In the wake of the Battleship Texas Foundation saying no again to a Galveston committee’s proposal to move the World War I-era battleship to Seawolf Park, the head of a Baytown committee is feeling better about Baytown’s chances of having it moved here.
A committee of Galveston residents that wants to bring the ship to their town provided a report to Galveston’s city council saying Seawolf Park would be the best place for it. However, the ship’s Foundation said no.
“We’ve told them from the beginning, Seawolf Park is not an option,” Bruce Bramlett, the Foundation executive director, said.
But to Jay Eshbach, who heads the Baytown committee, this is great news.
“The Battleship Texas Foundation approached Galveston nine months ago and said we want to bring it to you,” Eshbach said. “Galveston said, ‘Great. We’ll put you at Seawolf Park.’ And the Foundation came back and said no way, we are not going there. Then, back in August, about time we got into the fray, the Foundation approached Galveston and said since they have the highest tourist count of anyone around, we definitely want to bring it there. And Galveston again said, ‘Great. We’ll put you at Seawolf Park.’ But the Foundation said no. They want the ship to be downtown.”
Eshbach said shortly after that, Galveston city council said it was opposed bringing the battleship to Pier 21.
“This was brought to council members in August in open session, and they said we do not want the battleship here,” Eshbach said. “It will take up too much space, and there is no parking space. So, two councilpersons said no, we don’t want it.”
Eshbach said from a Baytown perspective in Baytown, the news is phenomenal.
“I do not want to pick on Galveston, but this makes three times they said we are going to Seawolf, and three times they were told no,” he said.
Eshbach said his committee is now awaiting a Request for Proposal from the Foundation, which is expected to be sent at the end of the month.
“We have no idea what will be in the proposal,” he said. “But, we are working on things that we will add to the proposal like traffic count over the Fred Hartman Bridge and the number of people it should generate to the battleship coming over the bridge.”
Eshbach said the committee is also looking into advertising in magazines such as Texas Monthly, the Baytown Chamber of Commerce’s magazine and the Baytown Sun’s magazine, “Greater Baytown.”
“We have all of our guns together to answer the RFP, but we are not sure of what they will need,” Eshbach said.
Eshbach had been asking for pledges to help with the maintenance of the ship once it arrives in Baytown.
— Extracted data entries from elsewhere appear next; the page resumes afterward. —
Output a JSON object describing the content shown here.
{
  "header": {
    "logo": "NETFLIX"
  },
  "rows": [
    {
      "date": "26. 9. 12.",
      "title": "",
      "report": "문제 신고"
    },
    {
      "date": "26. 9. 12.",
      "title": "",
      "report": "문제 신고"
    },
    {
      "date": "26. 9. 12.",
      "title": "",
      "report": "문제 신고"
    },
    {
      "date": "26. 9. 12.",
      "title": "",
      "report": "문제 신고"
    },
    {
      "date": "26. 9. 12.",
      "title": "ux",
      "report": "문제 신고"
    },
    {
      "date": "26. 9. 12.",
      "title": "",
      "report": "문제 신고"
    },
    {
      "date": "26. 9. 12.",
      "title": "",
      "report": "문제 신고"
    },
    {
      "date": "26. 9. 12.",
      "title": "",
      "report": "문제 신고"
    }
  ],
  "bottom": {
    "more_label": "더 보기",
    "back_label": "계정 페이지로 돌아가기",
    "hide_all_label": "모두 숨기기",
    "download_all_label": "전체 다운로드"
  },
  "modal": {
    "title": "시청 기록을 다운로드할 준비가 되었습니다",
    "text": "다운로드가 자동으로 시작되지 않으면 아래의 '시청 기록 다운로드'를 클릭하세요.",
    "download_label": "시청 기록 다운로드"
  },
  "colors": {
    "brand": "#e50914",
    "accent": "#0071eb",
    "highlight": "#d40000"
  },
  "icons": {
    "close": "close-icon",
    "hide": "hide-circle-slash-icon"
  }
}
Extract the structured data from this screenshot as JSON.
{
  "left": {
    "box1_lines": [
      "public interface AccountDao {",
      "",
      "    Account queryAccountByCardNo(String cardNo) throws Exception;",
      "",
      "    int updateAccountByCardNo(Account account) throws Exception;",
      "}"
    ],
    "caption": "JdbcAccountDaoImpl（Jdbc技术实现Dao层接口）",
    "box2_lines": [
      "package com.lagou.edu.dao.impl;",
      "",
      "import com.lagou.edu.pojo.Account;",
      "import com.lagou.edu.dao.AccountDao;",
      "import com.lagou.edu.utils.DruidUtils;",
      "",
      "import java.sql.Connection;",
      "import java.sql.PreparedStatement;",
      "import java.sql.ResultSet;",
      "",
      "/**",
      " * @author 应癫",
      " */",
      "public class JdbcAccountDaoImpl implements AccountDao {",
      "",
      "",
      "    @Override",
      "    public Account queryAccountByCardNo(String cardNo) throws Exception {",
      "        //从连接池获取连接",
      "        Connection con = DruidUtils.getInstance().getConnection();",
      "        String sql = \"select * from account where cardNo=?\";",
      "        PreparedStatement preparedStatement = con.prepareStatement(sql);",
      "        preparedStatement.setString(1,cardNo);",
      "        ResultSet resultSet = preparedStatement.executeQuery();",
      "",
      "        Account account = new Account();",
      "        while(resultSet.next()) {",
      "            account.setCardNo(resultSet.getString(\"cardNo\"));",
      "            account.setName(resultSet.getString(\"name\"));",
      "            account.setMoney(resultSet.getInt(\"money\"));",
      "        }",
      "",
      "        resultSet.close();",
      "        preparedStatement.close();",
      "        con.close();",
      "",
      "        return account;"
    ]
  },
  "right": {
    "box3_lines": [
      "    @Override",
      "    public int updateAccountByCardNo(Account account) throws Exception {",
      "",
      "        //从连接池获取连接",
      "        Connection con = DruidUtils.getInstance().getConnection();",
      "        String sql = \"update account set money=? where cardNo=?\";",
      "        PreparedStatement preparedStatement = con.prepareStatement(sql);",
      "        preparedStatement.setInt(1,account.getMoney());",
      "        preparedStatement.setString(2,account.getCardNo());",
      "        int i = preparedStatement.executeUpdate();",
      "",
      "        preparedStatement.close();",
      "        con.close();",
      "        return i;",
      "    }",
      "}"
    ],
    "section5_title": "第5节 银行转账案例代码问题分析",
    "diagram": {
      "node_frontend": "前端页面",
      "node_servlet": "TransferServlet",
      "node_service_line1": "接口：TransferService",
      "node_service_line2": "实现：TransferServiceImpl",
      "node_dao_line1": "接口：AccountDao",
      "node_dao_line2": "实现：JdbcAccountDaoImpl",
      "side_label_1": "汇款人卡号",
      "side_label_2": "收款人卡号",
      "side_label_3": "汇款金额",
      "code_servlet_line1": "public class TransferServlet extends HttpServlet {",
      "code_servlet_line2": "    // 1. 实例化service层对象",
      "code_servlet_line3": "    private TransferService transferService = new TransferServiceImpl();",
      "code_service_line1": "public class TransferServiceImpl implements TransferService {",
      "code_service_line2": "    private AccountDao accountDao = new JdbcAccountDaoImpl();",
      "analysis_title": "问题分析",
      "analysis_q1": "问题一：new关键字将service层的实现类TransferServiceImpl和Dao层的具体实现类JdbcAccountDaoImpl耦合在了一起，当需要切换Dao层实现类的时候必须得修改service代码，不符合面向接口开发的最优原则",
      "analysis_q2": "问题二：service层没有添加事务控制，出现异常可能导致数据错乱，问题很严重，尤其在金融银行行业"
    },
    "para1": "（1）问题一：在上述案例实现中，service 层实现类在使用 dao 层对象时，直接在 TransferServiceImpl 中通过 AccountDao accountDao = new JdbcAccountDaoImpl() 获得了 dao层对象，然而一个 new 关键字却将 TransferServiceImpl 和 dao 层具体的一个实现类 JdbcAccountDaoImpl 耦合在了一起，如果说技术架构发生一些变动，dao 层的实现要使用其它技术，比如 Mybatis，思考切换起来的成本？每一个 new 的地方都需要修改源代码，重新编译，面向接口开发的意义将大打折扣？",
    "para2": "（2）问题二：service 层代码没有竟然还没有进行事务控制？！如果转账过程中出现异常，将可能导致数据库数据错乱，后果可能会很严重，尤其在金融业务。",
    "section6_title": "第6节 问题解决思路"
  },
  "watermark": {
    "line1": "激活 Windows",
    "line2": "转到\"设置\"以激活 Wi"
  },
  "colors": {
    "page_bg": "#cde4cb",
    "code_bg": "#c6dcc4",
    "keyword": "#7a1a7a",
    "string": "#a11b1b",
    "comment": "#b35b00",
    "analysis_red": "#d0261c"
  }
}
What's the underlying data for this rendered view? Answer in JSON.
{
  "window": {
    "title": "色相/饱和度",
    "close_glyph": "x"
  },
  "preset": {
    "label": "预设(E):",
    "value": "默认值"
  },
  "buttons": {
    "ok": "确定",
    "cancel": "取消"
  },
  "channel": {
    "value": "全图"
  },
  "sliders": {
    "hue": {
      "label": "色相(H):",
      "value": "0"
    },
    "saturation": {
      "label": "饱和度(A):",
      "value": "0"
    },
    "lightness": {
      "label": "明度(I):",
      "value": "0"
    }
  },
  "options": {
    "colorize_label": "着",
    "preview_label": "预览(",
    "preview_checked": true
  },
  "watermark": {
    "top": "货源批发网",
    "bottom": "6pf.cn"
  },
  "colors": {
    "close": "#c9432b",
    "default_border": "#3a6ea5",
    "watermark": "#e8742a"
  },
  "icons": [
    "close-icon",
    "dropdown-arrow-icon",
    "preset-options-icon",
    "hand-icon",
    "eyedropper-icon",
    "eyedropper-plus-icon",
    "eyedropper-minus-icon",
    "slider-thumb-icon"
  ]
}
He said the last count is up to $27,400 for a year for the next five years.
If any Baytown citizen is interested in making a pledge, they can pick up an application at the Baytown Sun between 8 a.m. to 5 p.m. at 1301 Memorial Drive, Baytown, Monday through Friday.
They can also email Eshbach at email@example.com. He will send you an application, and you can fax it, email it or drop it off at the Sun’s location.
Galveston group pitches Seawolf Park for battleship; foundation says no way
By KERI HEATH
The Galveston Co. Daily News
A committee of Galveston residents wanting to bring the Battleship Texas to Galveston has released a final report recommending Seawolf Park as the ideal place for the historic ship, which is the last place the organization in charge of the ship wants it berthed.
The Battleship Texas Foundation expects to launch its formal process to find a new berth for the ship by the end of this month.
The foundation raises money for the ship and promotes it to visitors.
Talks about moving the World War I-era battleship from its berth near the San Jacinto Battle Monument in La Porte emerged this summer when the Texas Legislature announced it would no longer maintain the ship and gave the foundation $35 million to float the boat to a shipyard for repairs and find it a new home.
The foundation has been looking for somewhere with higher visitation to help pay for restoration and maintenance costs.
Baytown area residents and city officials are pushing for a berth near Bayland Island in Baytown for the World War I dreadnaught.
Seawolf Park does pose some challenges but ultimately is an ideal location, Galveston committee member and report author Charles Wiley said.
Seawolf Park, operated by the Galveston Park Board of Trustees, already is home to two historic ships, the USS Stewart and the USS Cavalla.
But the foundation has ardently opposed putting the Battleship Texas at Seawolf Park, citing worries over low park attendance and the park’s location on Pelican Island.
“We’ve told them from the beginning, Seawolf Park is not an option,” said Bruce Bramlett, executive director of the foundation.
The park attracts about 80,000 people annually, according to park board records.
The ship will need about 300,000 visitors a year to pay for needed repair costs, state officials have said.
Wiley expects attendance at Seawolf Park to grow if the Battleship Texas were there, he said.
The committee also had considered Pier 21, the Galveston Yacht Basin and the East End flats, among other locations.
The flats and the yacht basin would have required a time-consuming public-private partnership, Wiley said.
And placing the boat at Pier 21 would raise parking challenges and concerns from area property owners that have long-term plans for the area, according to the report.
the foundation expects to open a formal process to submit proposals for the ship’s new home, Bramlett said.